ESET Research uncovers new cyberespionage group Worok

  • ESET researchers have discovered a previously unknown cyberespionage group that they named Worok.
  • Worok has attacked various high-profile companies from the telecommunications, banking, maritime, energy, military, government, and public sectors. The targets are located mostly in Asia, but also in the Middle East and Africa.
  • Worok develops its own tools and leverages existing tools to compromise its targets. The group has used the infamous ProxyShell vulnerabilities to gain initial access in some cases. Its PowerShell backdoor PowHeartBeat has various capabilities, including command/process execution and uploading and downloading files. 

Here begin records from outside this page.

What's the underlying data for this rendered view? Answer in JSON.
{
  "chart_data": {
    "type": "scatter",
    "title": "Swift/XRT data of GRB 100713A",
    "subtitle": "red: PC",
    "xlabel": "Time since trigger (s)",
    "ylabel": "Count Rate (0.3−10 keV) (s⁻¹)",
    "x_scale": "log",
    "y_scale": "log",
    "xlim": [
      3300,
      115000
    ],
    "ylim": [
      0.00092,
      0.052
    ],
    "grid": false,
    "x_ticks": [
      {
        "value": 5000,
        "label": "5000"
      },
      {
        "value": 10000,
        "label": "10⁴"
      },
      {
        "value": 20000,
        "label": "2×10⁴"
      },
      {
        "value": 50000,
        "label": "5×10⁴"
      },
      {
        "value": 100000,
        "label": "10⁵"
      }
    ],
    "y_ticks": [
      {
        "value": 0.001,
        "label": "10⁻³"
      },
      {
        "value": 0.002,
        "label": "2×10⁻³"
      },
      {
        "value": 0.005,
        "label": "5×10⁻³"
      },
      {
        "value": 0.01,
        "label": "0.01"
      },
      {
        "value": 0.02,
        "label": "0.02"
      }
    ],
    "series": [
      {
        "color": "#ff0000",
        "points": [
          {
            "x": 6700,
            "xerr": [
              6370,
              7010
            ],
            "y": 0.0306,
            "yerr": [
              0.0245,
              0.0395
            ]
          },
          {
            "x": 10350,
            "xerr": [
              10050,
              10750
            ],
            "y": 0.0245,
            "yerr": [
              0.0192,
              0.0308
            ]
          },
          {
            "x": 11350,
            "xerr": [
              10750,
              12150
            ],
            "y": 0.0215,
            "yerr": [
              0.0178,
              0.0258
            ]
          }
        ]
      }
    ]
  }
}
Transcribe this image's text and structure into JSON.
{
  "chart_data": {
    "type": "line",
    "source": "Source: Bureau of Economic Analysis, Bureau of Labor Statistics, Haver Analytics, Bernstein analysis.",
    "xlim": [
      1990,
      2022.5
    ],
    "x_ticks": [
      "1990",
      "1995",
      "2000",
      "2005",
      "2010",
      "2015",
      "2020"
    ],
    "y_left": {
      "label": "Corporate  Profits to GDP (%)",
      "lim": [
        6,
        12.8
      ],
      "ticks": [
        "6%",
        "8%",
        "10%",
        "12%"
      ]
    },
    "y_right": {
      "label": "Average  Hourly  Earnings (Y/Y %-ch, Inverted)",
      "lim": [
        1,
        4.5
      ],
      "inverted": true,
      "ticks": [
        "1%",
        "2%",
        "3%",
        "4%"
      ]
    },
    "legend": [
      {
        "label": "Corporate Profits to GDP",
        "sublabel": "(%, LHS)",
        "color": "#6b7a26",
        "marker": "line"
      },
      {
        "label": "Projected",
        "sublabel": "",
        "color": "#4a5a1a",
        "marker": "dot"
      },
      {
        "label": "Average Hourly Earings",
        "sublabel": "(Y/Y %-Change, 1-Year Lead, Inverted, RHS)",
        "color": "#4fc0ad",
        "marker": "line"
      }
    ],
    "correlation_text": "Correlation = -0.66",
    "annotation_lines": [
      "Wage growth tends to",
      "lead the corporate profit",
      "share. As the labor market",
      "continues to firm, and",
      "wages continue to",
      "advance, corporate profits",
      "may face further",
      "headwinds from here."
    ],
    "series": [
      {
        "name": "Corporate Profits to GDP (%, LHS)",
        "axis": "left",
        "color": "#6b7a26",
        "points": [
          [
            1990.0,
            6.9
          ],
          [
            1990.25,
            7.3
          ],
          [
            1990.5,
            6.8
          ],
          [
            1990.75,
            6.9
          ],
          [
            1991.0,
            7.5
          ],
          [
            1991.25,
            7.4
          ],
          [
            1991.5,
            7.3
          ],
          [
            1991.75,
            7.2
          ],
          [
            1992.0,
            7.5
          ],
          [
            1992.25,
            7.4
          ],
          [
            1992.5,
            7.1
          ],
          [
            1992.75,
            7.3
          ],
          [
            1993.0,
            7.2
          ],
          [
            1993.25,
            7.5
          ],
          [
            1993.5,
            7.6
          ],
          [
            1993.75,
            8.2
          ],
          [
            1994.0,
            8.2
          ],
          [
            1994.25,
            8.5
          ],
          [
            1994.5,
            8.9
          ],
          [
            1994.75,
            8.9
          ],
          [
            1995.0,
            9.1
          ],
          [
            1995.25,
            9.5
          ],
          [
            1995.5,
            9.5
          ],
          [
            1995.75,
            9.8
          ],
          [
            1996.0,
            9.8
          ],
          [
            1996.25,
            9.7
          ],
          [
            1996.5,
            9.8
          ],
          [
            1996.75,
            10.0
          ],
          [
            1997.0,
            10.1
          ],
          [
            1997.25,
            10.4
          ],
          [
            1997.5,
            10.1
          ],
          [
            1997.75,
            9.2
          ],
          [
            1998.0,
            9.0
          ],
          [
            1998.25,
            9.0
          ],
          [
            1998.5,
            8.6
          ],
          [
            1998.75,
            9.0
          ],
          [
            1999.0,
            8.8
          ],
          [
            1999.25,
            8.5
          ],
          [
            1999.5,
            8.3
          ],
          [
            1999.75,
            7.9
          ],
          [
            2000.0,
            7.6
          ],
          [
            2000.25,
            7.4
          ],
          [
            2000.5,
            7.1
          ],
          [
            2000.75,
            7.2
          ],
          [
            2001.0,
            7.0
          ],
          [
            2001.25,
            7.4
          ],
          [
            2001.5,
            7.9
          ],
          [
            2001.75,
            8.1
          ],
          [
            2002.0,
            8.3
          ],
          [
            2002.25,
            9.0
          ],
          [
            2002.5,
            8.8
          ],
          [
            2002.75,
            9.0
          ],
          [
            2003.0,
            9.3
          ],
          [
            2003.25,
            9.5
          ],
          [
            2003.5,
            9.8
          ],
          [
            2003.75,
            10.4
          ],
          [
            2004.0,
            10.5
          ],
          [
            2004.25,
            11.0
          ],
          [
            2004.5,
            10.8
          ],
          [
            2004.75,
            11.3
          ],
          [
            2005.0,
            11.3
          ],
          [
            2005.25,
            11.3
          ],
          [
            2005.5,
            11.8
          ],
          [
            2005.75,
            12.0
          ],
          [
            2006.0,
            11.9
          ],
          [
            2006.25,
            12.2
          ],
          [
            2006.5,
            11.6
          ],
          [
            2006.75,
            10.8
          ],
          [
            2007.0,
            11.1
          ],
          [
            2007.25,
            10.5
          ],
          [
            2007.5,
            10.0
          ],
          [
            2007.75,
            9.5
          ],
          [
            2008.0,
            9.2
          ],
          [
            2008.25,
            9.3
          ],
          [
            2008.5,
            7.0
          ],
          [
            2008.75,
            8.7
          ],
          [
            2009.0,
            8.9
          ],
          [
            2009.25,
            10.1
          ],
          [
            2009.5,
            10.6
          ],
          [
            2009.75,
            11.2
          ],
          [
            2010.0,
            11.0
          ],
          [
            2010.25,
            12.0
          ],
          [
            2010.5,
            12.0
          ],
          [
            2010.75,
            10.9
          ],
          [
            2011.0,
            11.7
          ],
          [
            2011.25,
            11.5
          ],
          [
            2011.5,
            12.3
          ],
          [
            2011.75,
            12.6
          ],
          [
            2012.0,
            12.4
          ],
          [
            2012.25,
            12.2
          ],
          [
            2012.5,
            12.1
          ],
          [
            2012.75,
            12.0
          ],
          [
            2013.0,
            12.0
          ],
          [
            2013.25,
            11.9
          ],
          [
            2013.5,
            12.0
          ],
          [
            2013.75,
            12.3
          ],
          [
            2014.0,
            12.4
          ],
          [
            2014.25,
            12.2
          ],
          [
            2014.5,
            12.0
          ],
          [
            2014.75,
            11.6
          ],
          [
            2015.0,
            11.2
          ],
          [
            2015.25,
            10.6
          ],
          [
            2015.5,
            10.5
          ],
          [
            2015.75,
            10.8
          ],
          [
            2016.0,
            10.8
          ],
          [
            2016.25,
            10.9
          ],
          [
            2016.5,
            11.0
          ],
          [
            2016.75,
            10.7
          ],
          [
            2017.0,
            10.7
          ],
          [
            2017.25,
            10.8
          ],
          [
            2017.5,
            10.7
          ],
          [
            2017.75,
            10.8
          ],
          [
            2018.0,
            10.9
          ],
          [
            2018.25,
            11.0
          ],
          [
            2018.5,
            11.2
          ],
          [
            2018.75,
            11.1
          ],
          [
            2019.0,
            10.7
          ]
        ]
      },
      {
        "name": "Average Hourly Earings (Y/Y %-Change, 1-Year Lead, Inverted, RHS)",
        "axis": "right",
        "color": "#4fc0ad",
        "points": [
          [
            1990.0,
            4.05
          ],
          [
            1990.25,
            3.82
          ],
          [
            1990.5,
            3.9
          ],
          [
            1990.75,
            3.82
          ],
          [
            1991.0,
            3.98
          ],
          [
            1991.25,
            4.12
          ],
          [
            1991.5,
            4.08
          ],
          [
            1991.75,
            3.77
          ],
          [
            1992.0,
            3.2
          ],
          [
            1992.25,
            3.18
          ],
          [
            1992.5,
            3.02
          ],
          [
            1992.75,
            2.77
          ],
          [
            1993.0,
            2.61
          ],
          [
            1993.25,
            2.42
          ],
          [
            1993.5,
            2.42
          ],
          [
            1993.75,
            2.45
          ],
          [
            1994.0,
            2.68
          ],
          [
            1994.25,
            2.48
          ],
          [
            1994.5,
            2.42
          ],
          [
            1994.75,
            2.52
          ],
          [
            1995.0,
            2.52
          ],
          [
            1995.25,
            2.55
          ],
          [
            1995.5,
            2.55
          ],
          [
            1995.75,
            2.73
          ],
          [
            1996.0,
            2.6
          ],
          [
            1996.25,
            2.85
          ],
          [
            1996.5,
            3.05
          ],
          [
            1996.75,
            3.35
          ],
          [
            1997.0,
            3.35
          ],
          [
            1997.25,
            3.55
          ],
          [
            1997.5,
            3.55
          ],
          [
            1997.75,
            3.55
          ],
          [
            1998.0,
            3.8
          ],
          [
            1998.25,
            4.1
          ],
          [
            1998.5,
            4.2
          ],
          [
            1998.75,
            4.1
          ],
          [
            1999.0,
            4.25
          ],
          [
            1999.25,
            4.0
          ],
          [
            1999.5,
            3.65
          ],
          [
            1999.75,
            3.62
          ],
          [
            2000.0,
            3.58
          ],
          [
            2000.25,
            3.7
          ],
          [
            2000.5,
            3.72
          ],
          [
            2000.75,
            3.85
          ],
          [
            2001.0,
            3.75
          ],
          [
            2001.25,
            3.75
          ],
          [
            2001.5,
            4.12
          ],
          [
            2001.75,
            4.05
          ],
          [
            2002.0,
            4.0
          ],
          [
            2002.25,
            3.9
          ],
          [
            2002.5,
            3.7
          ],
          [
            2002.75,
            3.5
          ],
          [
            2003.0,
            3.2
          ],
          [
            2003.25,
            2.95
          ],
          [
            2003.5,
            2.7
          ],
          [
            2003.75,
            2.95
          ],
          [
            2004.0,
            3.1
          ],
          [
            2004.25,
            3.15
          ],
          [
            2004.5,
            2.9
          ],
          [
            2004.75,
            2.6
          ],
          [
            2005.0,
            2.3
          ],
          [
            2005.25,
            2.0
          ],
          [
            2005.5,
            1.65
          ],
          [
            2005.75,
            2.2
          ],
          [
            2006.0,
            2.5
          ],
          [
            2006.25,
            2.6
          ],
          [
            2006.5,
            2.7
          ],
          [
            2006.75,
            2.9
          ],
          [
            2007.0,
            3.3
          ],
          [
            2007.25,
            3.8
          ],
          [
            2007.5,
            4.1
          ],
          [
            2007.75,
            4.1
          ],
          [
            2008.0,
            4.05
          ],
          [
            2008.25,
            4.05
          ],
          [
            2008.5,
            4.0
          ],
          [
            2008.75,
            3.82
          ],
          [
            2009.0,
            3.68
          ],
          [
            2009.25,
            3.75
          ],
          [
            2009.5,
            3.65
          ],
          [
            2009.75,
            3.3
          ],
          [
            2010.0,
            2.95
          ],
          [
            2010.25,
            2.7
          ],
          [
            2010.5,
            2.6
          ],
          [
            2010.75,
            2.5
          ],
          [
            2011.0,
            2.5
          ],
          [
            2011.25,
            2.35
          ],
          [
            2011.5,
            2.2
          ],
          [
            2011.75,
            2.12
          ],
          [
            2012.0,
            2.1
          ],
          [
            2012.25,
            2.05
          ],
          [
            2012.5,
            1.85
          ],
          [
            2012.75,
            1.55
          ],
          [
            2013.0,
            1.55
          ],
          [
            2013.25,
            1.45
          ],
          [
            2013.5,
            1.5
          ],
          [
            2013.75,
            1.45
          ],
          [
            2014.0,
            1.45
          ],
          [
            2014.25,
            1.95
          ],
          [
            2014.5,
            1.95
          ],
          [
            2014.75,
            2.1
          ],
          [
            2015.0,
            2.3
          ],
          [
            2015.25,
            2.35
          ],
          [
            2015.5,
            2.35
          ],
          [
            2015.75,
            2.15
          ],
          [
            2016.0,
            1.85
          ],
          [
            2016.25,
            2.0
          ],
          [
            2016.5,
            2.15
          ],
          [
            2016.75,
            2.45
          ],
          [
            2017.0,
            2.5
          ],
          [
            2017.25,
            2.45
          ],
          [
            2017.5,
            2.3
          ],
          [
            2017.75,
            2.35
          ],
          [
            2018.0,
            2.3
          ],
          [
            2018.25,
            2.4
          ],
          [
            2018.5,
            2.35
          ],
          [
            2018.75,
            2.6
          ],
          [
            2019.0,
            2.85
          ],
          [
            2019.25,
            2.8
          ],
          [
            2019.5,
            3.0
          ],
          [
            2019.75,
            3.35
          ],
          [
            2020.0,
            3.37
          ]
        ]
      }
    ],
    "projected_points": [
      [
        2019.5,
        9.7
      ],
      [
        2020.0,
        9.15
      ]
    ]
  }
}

We believe the malware operators are after information from their victims because they focus on high-profile entities in Asia and Africa, targeting various sectors, both private and public, but with a specific emphasis on government entities,” says ESET researcher Thibaut Passilly who discovered Worok.

Back in late 2020, Worok was targeting governments and companies in multiple countries, specifically:

  • A telecommunications company in East Asia
  • A bank in Central Asia
  • A maritime industry company in Southeast Asia
  • A government entity in the Middle East
  • A private company in southern Africa

There was a significant break in observed operations from May 2021 to January 2022, but Worok activity returned in February 2022, targeting:

  • An energy company in Central Asia
  • A public sector entity in Southeast Asia
  • While our visibility at this stage is limited, we hope that putting the spotlight on this group will encourage other researchers to share information about this group,” adds Passilly.